The Massachusetts Supreme Judicial Court, on July 26, 2010, dramatically changed the rules of a landowner’s liability for personal injuries caused by snow and ice. The Papadopoulos case put to rest the old Massachusetts rule that a victim injured by a slip and fall on snow or ice had to prove that the snow or ice was an “unnatural accumulation”.
This rule led to lots of disputes about what was and was not an unnatural accumulation, none of which had any relevance to the issue of whether the landowner kept the premises where the injury occurred in reasonably safe condition. The Papadopoulos court stated: “We now will apply to hazards arising from snow and ice the same obligation that a property owner owes to lawful visitors as to all other hazards: a duty to ‘act as a reasonable person under all of the circumstances including the likelihood of injury to others, the probable seriousness of such injuries, and the burden of reducing or avoiding the risk.’

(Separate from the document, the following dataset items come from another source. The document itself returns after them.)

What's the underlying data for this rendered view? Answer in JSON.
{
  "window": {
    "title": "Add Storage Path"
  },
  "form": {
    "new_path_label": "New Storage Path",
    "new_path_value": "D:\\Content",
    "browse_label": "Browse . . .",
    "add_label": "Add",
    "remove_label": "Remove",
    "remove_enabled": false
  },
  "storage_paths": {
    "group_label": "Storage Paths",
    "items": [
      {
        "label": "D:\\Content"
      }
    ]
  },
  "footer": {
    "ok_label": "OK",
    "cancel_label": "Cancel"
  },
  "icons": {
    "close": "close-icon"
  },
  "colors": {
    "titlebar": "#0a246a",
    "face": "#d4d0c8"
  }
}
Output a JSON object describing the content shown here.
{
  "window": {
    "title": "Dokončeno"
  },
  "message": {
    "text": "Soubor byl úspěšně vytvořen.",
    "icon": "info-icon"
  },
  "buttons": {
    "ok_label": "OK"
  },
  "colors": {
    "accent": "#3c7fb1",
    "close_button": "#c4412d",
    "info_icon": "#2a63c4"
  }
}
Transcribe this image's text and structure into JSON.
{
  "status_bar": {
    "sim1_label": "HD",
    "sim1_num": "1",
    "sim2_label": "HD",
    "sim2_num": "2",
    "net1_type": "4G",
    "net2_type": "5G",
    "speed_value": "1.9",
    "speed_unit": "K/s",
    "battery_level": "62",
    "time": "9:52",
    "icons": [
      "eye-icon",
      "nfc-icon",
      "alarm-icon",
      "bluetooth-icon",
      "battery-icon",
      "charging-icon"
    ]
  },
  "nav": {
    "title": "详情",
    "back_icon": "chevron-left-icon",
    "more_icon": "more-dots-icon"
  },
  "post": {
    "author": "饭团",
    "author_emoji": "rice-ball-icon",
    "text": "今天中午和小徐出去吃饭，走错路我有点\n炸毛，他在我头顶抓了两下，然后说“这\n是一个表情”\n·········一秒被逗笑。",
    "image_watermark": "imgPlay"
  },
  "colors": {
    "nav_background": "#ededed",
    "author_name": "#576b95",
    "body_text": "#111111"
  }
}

This introduces no special burden on property owners. If a property owner knows or reasonably should know of a dangerous condition on its property, whether arising from an accumulation of snow or ice, or rust on a railing, or a discarded banana peel, the property owner owes a duty to lawful visitors to make reasonable efforts to protect lawful visitors against the danger…. Under this traditional premises liability standard, a fact finder will determine what snow and ice removal efforts are reasonable in light of the expense they impose on the landowner and the probability and seriousness of the foreseeable harm to others…. The duty of reasonable care does not make a property owner an insurer of its property; ‘nor does it impose unreasonable maintenance burdens.’ The snow removal reasonably expected of a property owner will depend on the amount of foot traffic to be anticipated on the property, the magnitude of the risk reasonably feared, and the burden and expense of snow and ice removal. Therefore, while an owner of a single-family home, an apartment house owner, a store owner, and a nursing home operator each owe lawful visitors to their property a duty of reasonable care, what constitutes reasonable snow removal may vary among them.”
The new rule applies retroactively, meaning that it applies to all pending cases and to all potential claims where the statute of limitations has not yet expired. Therefore, injuries that would not have been allowed to proceed to trial may now result in a settlement or compensation from a jury trial. The court has given a road-map of what has to be proven to collect for personal injuries caused by a fall on snow or ice. The more foot traffic expected in the area, the longer the snow or ice was present without removal or sanding or salting, the magnitude of the risk created by negligent removal such as posed by snow or ice at a nursing home or store, the expense and difficulty of removal or sanding or salting, all will make it more likely to obtain a settlement or compensation after a jury trial. Those who have suffered personal injuries as a result of falling on snow or ice within the last few years should consult a personal injury lawyer to determine whether the new Papadopoulos case would allow for compensation for their personal injuries resulting from a premises owner’s negligence in failing to properly remove snow and ice and/or prevent falls on snow and ice by sanding and salting.